Francesco Cossiga era nato a Sassari il 26 luglio del 1928. Sua madre era la cugina della madre di Enrico e Giovanni Berlinguer. Conseguì la maturità classica a sedici anni e si laureò in Giurisprudenza a soli vent’anni iniziando la carriera che gli valse la cattedra di Diritto Costituzionale all’Università di Sassari. In quegli stessi anni cominciò l’attività politica diventando deputato nel 1958. Da allora fu un susseguirsi di successi.

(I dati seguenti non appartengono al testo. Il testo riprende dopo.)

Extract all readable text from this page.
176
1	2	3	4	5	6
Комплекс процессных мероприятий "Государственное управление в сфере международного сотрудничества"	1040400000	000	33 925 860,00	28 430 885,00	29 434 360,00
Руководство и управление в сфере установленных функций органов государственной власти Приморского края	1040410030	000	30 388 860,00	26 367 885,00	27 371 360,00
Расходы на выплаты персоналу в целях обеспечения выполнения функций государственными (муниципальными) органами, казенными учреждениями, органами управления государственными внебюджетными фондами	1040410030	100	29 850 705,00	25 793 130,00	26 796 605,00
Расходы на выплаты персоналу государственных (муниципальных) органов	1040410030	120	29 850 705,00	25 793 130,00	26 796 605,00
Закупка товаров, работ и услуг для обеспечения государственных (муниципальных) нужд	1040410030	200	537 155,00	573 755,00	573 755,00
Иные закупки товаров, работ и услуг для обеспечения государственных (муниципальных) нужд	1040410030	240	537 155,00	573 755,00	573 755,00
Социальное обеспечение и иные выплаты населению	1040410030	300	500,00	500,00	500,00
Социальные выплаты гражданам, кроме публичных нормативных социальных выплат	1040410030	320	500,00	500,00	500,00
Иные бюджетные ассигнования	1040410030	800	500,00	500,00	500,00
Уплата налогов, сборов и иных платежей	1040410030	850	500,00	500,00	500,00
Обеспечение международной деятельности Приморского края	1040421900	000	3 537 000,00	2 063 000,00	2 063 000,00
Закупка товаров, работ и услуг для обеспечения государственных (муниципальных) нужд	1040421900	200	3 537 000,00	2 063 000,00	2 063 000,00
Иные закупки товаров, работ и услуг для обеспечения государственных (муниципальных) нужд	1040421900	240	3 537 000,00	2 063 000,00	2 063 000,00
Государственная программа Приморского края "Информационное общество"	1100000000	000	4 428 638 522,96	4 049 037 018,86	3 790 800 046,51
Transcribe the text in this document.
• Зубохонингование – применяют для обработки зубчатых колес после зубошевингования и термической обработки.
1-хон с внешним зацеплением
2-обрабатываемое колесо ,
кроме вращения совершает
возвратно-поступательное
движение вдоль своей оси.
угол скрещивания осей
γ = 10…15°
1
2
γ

Fu il più giovane sottosegretario alla Difesa nel terzo governo Moro (1966 a 38 anni), il più giovane ministro degli Interni (1976 a 48 anni), il più giovane presidente del Senato (1983 a 55 anni) e anche il più giovane presidente della Repubblica (1985 a 57 anni non ancora compiuti). Ma la sua vita politica fu anche costellata di drammi e misteri. Si dimise da ministro degli Interni dopo il ritrovamento del cadavere di Aldo Moro, vicenda che lo accompagnò per tutta la vita. E durante il suo mandato al Quirinale fu protagonista, specialmente negli ultimi due anni, di continue denunce alle reticenze della sistema politico: le cosiddette picconate. Si dimise da capo dello Stato due mesi prima della scadenza del mandato. Da allora, come presidente emerito, ha partecipato attivamente alla vita politica.